Es habe Erkenntnisse gegeben, dass sich "einige verdächtige Ausländer" in der Region aufhielten. Die USA und die CIA hätten bestätigt, dass letztlich die vom pakistanischen Geheimdienst ISI zur Verfügung gestellten Informationen zur Tötung Bin Ladens geführt hätten, heißt es in der Erklärung weiter.

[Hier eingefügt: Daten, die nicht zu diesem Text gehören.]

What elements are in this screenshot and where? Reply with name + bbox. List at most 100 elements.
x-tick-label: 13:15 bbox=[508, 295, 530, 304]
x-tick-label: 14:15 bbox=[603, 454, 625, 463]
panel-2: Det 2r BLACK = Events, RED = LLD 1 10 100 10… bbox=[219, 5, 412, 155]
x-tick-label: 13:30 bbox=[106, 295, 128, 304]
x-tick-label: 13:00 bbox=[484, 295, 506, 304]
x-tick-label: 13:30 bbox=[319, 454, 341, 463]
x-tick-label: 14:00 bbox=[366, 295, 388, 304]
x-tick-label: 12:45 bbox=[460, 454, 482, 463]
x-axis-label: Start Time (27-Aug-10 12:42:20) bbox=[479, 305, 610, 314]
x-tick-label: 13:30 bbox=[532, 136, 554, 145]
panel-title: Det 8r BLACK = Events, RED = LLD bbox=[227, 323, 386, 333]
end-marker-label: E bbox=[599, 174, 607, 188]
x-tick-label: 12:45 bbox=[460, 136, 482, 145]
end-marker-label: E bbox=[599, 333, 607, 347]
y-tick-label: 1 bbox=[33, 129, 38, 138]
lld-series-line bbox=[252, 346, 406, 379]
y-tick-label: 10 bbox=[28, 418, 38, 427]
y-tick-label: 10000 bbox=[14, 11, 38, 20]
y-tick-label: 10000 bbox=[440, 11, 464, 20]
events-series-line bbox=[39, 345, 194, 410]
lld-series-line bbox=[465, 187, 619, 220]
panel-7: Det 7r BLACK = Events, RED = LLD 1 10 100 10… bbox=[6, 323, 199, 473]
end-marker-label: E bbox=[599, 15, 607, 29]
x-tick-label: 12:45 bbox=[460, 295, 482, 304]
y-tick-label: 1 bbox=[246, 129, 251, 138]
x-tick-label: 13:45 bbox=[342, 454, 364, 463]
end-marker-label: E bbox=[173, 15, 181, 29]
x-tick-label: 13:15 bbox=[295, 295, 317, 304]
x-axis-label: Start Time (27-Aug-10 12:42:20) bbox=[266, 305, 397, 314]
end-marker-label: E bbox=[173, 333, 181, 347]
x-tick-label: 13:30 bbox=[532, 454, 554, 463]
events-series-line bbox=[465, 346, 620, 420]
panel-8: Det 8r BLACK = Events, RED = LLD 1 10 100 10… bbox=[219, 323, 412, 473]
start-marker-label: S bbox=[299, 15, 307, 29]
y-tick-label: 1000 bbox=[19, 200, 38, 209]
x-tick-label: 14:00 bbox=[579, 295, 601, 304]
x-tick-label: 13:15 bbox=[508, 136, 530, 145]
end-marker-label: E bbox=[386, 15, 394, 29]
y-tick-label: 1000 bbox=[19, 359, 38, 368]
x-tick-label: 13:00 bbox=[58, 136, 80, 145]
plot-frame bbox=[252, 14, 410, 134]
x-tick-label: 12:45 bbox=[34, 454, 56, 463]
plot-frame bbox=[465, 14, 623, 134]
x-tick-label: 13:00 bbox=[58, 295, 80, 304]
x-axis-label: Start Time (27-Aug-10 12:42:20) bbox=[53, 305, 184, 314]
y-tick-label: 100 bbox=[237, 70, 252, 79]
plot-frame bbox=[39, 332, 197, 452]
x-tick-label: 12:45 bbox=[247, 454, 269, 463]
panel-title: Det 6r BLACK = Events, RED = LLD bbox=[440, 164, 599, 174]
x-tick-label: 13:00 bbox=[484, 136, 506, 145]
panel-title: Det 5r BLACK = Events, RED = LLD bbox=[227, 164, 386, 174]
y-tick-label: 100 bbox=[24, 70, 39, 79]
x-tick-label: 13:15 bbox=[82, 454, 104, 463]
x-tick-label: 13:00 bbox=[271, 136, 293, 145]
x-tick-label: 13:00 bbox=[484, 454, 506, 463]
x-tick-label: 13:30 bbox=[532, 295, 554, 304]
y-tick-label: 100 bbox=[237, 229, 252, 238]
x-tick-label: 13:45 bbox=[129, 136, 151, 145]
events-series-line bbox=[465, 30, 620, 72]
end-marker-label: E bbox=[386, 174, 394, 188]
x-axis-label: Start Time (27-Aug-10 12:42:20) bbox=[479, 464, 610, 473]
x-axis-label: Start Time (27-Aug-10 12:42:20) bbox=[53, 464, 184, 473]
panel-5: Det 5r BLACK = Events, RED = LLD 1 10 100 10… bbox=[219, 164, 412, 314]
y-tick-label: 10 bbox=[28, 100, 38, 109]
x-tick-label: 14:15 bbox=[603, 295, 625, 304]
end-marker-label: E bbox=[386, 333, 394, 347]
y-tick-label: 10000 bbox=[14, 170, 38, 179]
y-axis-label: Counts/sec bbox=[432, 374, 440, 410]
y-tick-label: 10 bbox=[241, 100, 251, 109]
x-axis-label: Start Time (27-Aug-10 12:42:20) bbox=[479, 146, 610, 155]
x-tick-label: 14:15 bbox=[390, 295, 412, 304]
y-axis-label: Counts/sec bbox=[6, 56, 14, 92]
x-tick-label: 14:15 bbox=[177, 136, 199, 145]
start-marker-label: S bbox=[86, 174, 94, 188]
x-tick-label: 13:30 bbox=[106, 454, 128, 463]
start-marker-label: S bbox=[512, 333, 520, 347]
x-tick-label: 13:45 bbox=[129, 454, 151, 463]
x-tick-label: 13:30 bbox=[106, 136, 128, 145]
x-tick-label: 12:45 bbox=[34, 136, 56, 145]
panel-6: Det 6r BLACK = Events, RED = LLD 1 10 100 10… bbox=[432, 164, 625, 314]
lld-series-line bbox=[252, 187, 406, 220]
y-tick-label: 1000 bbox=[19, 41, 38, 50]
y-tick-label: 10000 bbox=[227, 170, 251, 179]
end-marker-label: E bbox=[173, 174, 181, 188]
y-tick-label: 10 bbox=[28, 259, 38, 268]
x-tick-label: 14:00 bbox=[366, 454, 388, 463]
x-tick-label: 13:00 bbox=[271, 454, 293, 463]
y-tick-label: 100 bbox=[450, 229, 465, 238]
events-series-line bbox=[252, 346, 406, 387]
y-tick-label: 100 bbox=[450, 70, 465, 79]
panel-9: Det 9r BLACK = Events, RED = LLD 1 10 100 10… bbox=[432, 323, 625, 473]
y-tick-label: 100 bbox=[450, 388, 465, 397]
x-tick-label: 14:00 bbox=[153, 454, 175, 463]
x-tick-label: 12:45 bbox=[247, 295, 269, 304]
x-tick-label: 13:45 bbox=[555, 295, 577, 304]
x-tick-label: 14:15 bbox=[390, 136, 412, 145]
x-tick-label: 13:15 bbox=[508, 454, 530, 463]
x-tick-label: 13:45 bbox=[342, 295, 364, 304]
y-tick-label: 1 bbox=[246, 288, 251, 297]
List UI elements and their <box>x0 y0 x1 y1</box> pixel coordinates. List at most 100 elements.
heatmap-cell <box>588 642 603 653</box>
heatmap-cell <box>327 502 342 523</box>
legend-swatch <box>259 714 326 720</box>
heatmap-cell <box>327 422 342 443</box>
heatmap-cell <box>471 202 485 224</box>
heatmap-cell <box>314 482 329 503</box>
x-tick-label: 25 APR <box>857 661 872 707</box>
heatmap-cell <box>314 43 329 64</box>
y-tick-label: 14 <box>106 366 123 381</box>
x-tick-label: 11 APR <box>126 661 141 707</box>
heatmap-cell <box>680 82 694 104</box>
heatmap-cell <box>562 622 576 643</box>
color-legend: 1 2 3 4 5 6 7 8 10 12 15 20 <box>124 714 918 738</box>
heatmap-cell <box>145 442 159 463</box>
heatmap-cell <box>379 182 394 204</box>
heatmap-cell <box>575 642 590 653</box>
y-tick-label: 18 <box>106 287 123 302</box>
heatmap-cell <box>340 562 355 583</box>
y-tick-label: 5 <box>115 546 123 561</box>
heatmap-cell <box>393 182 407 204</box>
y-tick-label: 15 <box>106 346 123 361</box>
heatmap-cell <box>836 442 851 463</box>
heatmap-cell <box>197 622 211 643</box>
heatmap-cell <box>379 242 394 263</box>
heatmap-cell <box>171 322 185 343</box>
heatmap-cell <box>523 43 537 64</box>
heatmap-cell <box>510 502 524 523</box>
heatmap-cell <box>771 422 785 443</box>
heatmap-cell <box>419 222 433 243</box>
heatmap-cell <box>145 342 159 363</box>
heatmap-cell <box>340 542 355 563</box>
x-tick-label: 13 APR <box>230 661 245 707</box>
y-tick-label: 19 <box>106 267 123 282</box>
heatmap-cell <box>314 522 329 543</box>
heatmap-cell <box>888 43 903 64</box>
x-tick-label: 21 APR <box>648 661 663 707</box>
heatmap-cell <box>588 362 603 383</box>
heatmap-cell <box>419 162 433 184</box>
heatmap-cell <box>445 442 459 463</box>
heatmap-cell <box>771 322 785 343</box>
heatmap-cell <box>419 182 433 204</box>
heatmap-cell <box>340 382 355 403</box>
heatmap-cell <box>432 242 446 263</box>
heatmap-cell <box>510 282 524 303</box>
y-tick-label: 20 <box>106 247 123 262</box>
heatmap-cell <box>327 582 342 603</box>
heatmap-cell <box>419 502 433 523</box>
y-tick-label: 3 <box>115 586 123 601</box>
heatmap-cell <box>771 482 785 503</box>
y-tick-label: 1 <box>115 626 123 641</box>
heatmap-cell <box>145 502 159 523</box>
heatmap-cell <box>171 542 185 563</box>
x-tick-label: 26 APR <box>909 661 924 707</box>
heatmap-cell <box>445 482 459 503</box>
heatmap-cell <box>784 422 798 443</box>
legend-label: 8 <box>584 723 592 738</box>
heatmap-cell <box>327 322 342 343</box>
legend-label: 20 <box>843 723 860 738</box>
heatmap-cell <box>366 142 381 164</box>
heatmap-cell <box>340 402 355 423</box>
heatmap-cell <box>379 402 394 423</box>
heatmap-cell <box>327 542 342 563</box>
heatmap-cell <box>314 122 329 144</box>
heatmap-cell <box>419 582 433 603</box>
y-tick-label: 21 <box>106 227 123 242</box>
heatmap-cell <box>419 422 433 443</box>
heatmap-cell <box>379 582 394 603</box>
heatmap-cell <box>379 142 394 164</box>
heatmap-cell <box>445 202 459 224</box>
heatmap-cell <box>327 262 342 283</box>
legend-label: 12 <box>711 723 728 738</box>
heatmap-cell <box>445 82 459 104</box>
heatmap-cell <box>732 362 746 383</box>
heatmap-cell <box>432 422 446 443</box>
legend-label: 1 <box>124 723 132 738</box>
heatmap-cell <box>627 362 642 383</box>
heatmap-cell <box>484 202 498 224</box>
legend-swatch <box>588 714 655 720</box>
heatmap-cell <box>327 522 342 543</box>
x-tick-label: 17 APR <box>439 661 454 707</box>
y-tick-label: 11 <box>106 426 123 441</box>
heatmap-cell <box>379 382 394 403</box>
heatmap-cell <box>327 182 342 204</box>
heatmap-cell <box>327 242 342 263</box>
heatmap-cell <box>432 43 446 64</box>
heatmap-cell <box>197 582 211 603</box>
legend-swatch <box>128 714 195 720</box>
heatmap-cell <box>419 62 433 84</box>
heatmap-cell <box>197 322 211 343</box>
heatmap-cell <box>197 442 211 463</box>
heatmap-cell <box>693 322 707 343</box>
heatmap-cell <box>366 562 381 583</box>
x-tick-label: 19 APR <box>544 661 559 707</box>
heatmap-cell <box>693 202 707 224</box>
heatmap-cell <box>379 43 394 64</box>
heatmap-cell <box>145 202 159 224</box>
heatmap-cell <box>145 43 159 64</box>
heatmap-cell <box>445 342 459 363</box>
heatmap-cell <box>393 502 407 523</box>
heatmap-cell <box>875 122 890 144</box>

Obama hält Bin-Laden-Bilder unter Verschluss

Trotz einer hitzigen Debatte in den USA will Präsident Obama die Fotos des getöteten Bin Laden nicht veröffentlichen. In der TV-Sendung "60 Minutes" kündigte Obama diesen Schritt an, wie der US-Sender CBS vorab auf seiner Webseite berichtet. Eine Herausgabe der Bilder würde "ein nationales Sicherheitsrisiko" darstellen, sagte Obama nach Angaben des Weißen Hauses. Er wolle verhindern, dass die Fotos zu Propagandazwecken missbraucht würden. "Wir sind aber sicher, dass wir Osama Bin Laden getötet haben. Er wird nicht mehr auf dieser Erde wandeln."

Der Sprecher des Weißen Hauses, Jay Carney, sagte, die Bilder seien zweifellos "grausig". Es sei zu prüfen, ob es nötig sei, sie zu veröffentlichen. Bin Laden soll zweimal in den Kopf getroffen worden sein, einmal direkt über dem linken Auge.